Membaca
Mommylicious mengingatkan saya akan diri sendiri. Kedua penulisnya adalah
seorang mama dari dua anak, sementara saya mama dari 3 orang anak. Dan keduanya
emak blogger pula, sama seperti saya. Sama pula seperti saya, Mak[1]
Arin (Murtiyarini) dan Mak Rina Susanti – kedua penulis Mommylicious ini
merupakan emak-emak yang senang memenuhi tantangan lomba-lomba menulis blog dan
mengirimkan tulisannya ke media.
Bedanya,
tulisan mereka lebih sering nampang di media cetak daripada saya dan mereka
berdua merupakan ibu bekerja. Eh tapi Mak Rina saat ini sedang menikmati
perannya sebaga full time mother setelah
resign dari pekerjaannya sebagai quality controller tahun lalu.
Beberapa
kali saya mengunjungi blog mereka dan mendapati tulisan-tulisan tentang buah
hati mereka. Jujur saja, kesan bahwa hidup mereka begitu sempurna tak bisa saya
tepis. Saya merasa mereka sangat beruntung, memiliki karier yang bagus dan
keluarga yang pengertian.
Tapi
ketika membaca Mommylicious, barulah saya tersadar bahwa mereka pun perempuan
biasa, sama seperti perempuan-perempuan lainnya. Kesan sempurna luntur
seketika. Tapi justru saya makin kagum pada mereka.
Baik
Mak Arin maupun Mak Rina, sama-sama jujur dalam mengemukakan keadaan mereka
sebagai ibu bekerja. Mereka menuliskan kelelahan mereka, kekesalan mereka, kekhawatiran
mereka, dan harapan-harapan mereka apa adanya.
Tetapi
mereka juga bukan perempuan biasa karena setiap fragmen dalam episode kehidupan
mereka jadikan sebagai bahan refleksi untuk meningkatkan kemampuan diri,
utamanya untuk menjadi mama dan istri yang baik.
Perasaan
saya ikut larut saat membaca kisah-kisah mereka.
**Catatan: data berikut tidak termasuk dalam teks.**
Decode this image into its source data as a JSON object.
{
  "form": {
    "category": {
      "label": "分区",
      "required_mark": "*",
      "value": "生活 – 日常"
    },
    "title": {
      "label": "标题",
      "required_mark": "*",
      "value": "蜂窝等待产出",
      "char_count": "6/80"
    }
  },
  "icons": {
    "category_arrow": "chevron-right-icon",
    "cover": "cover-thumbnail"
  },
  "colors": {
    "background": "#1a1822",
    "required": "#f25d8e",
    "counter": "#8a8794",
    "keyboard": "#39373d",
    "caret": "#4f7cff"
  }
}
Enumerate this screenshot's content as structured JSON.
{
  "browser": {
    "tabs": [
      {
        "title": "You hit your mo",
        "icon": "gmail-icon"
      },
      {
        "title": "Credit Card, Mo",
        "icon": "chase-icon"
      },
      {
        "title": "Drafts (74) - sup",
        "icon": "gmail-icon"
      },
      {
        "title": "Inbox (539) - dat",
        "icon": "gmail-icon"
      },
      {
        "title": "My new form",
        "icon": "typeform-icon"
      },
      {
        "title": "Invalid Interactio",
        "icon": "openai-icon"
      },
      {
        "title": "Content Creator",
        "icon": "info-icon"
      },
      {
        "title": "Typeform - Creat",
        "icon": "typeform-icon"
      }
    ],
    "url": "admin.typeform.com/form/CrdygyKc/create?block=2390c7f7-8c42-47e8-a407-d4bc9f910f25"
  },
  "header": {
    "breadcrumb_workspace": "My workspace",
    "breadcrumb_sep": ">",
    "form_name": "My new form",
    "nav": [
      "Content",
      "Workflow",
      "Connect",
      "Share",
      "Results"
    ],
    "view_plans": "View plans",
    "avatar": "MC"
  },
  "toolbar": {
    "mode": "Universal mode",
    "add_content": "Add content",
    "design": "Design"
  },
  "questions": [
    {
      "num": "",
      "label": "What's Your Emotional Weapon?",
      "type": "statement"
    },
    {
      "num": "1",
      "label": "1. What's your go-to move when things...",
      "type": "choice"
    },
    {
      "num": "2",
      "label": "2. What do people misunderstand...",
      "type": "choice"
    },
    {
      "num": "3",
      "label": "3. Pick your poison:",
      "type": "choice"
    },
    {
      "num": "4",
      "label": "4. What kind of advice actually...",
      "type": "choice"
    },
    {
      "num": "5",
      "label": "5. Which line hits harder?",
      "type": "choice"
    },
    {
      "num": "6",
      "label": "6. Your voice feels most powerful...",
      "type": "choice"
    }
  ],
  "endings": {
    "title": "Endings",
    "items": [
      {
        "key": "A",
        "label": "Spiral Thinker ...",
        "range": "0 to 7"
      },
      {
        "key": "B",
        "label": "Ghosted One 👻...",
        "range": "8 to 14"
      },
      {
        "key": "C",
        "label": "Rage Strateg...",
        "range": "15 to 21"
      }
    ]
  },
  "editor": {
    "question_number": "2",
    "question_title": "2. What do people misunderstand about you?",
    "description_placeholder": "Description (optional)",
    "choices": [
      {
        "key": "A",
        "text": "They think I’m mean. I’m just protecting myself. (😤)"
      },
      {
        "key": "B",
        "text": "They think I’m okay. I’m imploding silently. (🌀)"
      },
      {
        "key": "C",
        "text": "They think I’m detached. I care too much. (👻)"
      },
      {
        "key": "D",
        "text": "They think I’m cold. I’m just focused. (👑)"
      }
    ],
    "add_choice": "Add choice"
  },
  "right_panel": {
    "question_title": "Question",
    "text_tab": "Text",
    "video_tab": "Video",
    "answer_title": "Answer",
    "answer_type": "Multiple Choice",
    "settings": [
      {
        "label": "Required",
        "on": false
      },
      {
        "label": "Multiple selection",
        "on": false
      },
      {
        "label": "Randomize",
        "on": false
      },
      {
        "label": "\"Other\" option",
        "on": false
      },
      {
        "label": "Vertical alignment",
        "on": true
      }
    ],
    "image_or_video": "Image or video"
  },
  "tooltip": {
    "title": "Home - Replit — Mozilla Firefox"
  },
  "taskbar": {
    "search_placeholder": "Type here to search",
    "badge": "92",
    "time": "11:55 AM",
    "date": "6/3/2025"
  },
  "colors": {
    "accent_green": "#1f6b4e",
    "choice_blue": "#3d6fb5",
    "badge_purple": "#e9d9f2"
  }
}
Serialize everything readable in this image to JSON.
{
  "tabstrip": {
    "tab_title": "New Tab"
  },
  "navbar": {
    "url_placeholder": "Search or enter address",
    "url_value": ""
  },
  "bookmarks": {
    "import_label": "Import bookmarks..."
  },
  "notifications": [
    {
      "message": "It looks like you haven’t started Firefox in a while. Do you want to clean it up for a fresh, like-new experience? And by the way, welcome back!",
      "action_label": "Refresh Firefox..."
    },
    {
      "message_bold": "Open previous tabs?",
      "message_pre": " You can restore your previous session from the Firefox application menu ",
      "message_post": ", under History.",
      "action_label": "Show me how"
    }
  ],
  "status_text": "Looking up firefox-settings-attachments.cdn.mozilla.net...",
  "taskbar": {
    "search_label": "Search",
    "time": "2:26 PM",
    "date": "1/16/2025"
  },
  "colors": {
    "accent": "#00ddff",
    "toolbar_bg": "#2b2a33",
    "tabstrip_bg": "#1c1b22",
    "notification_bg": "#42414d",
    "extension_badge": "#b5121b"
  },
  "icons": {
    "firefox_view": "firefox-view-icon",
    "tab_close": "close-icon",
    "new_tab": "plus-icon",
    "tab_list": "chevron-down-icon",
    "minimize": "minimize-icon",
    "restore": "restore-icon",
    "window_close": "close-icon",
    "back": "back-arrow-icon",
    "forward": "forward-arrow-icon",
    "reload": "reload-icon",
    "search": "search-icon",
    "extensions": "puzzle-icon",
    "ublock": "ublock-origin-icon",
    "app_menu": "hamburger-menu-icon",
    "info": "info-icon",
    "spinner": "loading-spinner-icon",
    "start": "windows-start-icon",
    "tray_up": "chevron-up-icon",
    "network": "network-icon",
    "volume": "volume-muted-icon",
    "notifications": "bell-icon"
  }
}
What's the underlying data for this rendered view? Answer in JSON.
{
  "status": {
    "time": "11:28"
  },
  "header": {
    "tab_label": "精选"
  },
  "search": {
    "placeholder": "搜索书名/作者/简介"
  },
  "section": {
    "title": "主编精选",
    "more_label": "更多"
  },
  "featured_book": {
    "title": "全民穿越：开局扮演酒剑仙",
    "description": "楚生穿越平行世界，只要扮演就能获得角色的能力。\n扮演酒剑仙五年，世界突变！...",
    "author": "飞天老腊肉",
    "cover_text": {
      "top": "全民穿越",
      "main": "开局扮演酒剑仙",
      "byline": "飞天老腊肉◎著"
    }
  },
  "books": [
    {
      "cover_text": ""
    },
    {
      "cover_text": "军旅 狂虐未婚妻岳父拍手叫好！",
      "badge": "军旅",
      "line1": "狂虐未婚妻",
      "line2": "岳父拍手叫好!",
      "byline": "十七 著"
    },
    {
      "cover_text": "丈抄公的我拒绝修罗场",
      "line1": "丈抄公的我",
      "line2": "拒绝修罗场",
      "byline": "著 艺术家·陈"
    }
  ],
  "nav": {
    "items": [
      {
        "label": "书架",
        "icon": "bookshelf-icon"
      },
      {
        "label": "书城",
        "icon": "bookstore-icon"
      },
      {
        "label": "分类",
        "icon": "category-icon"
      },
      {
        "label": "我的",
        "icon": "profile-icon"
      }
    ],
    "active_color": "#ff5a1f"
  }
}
Mungkin karena saya merasa
telah mengenal mereka setelah beberapa kali saling mengirim pesan inbox.
Belakangan saya makin akrab dengan mak Arin usai ajang Srikandi Blogger,
melalui pesan inbox kami membicarakan banyak hal. Di samping itu, perasaan saya
tersentuh juga karena saya sangat memahami peran mereka sebagai mama.
Sesekali
ada rasa haru lengkap dengan genangan air mata atau bahagia yang turut saya
rasakan. Kisah yang paling menguras air mata saya adalah Farewell Dua Mama yang ditulis oleh Mak Arin, khususnya pada
halaman 158 (kisah ini diawali dengan cerita pengunduran diri Mak Rina dari perusahaan
tempatnya bekerja dan kepindahannya ke wilayah lain):
Sekarang, situasi telah menggariskan perbedaan di antara kami.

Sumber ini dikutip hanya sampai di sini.